IMPORTANT NOTE: Before trying to access any dataset, make sure you have thoroughly read and agreed to the specific dataset's conditions & licensing terms.

[!TIP] You can find the dataset-id by looking at the URL of the dataset's page on MDC platform. The ID is the unique string of characters located at the very end of the URL, after the /datasets/ path. For example, for URL https://datacollective.mozillafoundation.org/datasets/cmflnuzw6lrt9e6ui4kwcshvn dataset id will be cmflnuzw6lrt9e6ui4kwcshvn.

Download a dataset

Use save_dataset_to_disk to download a dataset to the configured download path:

from datacollective import save_dataset_to_disk

dataset = save_dataset_to_disk("your-dataset-id")

# Depending on the implementation, `dataset` may contain metadata
# about the downloaded files or a higher-level dataset object.

The files will be stored under MDC_DOWNLOAD_PATH (default ~/.mozdata/datasets).

Loading and Querying Datasets

Note: in-memory dataset loading is currently supported only for certain datasets.

You can load supported datasets into memory as a pandas DataFrame for analysis:

from datacollective import load_dataset

df = load_dataset("your-dataset-id")

# Inspect the loaded DataFrame
print(df.head())

Once loaded into a DataFrame, you can use standard pandas operations to filter, aggregate, and analyze the data.

For details on how schema.yaml files drive the loading process, see Schema-Based Dataset Loading.

Get dataset details

You can retrieve info from the datasheet of a dataset without downloading it:

from datacollective import get_dataset_details

info = get_dataset_details("your-dataset-id")
print(info)

Automatic Download Resume

The SDK automatically handles interrupted downloads.
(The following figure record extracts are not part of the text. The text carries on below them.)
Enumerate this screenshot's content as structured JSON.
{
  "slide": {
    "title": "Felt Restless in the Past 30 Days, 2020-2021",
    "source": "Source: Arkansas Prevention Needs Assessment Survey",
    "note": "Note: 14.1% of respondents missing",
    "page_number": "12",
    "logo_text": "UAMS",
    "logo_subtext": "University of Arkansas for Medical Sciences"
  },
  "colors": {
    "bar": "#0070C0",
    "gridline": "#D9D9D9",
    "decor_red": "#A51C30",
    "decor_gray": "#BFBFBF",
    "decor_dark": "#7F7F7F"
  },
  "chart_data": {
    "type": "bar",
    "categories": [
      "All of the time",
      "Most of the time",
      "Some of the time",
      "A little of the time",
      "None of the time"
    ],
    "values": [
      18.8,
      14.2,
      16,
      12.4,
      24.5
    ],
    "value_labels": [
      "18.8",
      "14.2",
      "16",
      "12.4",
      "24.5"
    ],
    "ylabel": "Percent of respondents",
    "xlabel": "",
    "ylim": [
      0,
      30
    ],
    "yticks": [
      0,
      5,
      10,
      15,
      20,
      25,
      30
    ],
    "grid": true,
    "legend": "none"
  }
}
If a download is interrupted for any reason (network error, user cancellation, system shutdown, etc.), the SDK will automatically resume from where it left off when you call save_dataset_to_disk or load_dataset again.

How it works:

  1. When a download starts, the SDK creates a .checksum file alongside the partial download (.part file) to track the download state.
  2. If the download is interrupted, both files are preserved.
  3. On the next download attempt, the SDK detects the partial download and resumes from the last byte received.
  4. Once the download completes successfully, the temporary files are automatically cleaned up.

[!TIP] You don't need to do anything special to enable resume functionality, it works automatically. Just call the same function again after an interruption.

Edge cases handled:

  • If the dataset has been updated since the interrupted download, the SDK detects the checksum mismatch and starts a fresh download.
  • If only partial files exist without proper tracking data, the SDK safely starts a fresh download.

Automatically check for extracted archives

The load_dataset function avoids redundant extraction by automatically detecting existing files. It checks if the dataset archive is already downloaded and the folder is extracted under the same name. This behavior applies when overwrite_existing=False and overwrite_extracted=False. The SDK identifies the data if the extracted folder name matches the archive name without the extension.

API Reference

For a detailed API reference, see the API Reference section of the documentation.

[!NOTE] This section is intended for maintainers of the datacollective library.

Tests

Run the full test suite:

pytest -v

Note that the e2e tests require a valid MDC_TEST_API_KEY and a MDC_TEST_API_URL key set in your environment. Pytest will skip the live e2e tests automatically if either is missing.

Release Workflow

Check out the Release Workflow document for details on how to publish new versions of the library to PyPI using GitHub Actions.